L’autenticità di Lucio Corsi: quando essere se stessi è la vera rivoluzione (Recensione)
‘Volevo essere un duro, però non sono nessuno‘ di Lucio Corsi risuona nelle orecchie e, in qualche caso, fissa tra i pensieri quella che, ascolto dopo ascolto, appare sempre più una resa incondizionata. Resa che, lungi dall’essere una sconfitta, assume invece i contorni di una piena e consapevole accettazione di sé.
Un disarmo, quello cantato dal giovane cantautore che sembra stridere con il circo nel quale, come bestie, viviamo le nostre vite di esseri ammaestrati, alla ricerca dell’omologazione: essere qualcosa di diverso da ciò che ci suggerisce la nostra natura è considerato l’unico modo per sopravvivere.
Ci si affanna, si corre. In realtà, il più delle volte, si rincorre qualcosa: un traguardo scivolato tra le mani, un treno che sferraglia sfilando rapido davanti ai nostri occhi mentre noi, quasi sbigottiti, rimaniamo immobili a fissare la nostra ombra riflessa sul binario.
E poi, finalmente una mano tesa, un cambio di prospettiva, inatteso e quanto mai salvifico: “Ma non ho mai perso tempo, è lui che mi ha lasciato indietro”: parole e note che, grazie alla voce e alla penna del cantautore, hanno il sapore dell’assoluzione.
E allora, finalmente, possiamo chiederci: siamo noi ad aver perso tempo, ad essere rimasti indietro o è lui, beffardo, a scandire il ritmo della nostra vita attraverso delle tappe da raggiungere – e poi superare – e non, invece, per il tramite della nostra natura, della nostra creatività?
“L’uomo è un cavo teso tra la bestia e il superuomo”. Recitava Friedrich Nietzsche nel prologo del suo ‘Così parlò Zarathustra’, finendo con il divenire una celebrazione dell’eroe classico, quando alle teorie del filosofo proverà ad accostarsi il poeta D’Annunzio.

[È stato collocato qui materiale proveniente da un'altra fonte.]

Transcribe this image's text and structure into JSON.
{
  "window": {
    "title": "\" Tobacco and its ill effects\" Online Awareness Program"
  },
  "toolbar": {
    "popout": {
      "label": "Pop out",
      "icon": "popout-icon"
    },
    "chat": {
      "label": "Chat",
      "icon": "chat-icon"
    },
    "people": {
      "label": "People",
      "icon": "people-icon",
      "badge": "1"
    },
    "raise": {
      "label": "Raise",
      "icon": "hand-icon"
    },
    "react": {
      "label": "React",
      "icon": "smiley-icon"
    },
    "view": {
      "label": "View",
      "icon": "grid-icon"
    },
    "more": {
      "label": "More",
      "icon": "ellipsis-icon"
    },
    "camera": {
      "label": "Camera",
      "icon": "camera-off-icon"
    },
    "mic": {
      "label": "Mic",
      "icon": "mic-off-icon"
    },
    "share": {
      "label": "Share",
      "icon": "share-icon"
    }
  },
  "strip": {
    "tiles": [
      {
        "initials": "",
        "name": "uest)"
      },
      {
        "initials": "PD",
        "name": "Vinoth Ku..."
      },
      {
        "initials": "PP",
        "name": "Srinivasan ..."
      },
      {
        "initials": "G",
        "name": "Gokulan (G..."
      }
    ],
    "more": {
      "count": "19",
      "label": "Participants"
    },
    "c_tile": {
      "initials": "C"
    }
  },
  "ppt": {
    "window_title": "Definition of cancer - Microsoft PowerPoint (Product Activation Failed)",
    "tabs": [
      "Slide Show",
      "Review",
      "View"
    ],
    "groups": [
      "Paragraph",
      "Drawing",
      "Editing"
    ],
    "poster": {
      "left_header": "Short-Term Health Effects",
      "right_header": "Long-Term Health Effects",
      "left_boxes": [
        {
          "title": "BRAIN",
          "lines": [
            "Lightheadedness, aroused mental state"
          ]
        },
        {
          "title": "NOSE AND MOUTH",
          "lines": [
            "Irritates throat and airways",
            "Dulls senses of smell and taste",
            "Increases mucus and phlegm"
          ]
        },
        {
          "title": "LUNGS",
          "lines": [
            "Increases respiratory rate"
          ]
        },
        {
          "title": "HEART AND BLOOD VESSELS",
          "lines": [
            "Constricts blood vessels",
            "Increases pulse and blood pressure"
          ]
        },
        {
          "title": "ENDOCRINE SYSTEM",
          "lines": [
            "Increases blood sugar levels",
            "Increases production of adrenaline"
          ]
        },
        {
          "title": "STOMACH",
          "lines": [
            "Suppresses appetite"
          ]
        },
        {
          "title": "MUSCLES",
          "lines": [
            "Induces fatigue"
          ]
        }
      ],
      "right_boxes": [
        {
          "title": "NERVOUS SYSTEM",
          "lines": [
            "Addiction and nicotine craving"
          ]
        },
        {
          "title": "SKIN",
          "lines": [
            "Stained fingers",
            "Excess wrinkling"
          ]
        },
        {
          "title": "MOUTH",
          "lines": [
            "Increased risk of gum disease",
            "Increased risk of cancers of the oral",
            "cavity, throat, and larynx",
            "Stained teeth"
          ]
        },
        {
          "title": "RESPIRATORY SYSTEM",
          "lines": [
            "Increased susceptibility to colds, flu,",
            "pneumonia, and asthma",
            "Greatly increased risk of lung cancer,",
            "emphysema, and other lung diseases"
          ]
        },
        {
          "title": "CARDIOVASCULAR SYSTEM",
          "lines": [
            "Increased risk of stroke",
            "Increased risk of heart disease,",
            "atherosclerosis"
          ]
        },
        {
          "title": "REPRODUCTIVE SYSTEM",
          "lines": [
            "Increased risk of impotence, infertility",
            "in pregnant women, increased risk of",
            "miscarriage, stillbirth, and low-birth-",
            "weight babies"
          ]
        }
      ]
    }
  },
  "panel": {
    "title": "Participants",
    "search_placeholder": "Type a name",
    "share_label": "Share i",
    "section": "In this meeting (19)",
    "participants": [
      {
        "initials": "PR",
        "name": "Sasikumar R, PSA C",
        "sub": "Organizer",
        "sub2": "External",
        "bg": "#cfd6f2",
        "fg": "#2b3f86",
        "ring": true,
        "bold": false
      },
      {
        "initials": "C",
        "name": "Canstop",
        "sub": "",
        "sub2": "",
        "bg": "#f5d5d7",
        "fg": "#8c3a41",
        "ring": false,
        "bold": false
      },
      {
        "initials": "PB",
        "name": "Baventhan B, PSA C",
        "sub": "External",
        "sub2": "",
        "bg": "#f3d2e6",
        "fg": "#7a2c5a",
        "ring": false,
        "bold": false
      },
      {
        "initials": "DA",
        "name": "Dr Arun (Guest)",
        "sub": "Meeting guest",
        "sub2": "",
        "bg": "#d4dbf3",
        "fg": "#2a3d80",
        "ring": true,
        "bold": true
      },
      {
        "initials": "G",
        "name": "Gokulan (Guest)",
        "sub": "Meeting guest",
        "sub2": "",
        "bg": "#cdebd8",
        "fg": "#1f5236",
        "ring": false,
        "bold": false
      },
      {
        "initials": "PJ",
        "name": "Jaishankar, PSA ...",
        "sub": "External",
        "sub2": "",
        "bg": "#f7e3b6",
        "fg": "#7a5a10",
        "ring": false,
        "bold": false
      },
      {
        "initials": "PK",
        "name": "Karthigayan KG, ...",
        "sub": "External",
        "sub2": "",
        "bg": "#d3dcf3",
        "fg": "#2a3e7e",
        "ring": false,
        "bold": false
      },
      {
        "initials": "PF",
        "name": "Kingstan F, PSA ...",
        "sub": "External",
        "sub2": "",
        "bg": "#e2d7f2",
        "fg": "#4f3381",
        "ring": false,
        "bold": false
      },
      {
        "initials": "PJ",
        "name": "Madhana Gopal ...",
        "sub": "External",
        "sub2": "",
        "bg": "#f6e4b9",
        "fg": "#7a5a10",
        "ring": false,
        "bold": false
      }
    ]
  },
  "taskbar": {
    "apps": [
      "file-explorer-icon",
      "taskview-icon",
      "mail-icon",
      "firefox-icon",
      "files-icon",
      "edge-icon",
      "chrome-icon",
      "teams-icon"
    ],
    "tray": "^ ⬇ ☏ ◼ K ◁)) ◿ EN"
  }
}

Oggi, bonā pace, assistiamo quasi increduli al ribaltamento di questa filosofia: “Quanto è duro il mondo, Per quelli normali”, risuona il suo canto. “Non sono altro che Lucio” ripete, due volte, proprio sul finale. Sì, perché ciò che resta, specialmente alla fine (di un percorso, di un amore, di una carriera, perfino di una vita) è ciò che davvero siamo. Nella nostra pienezza e complessità. E così, rimanere fedeli alla propria autenticità è la vera rivoluzione dell’uomo contemporaneo.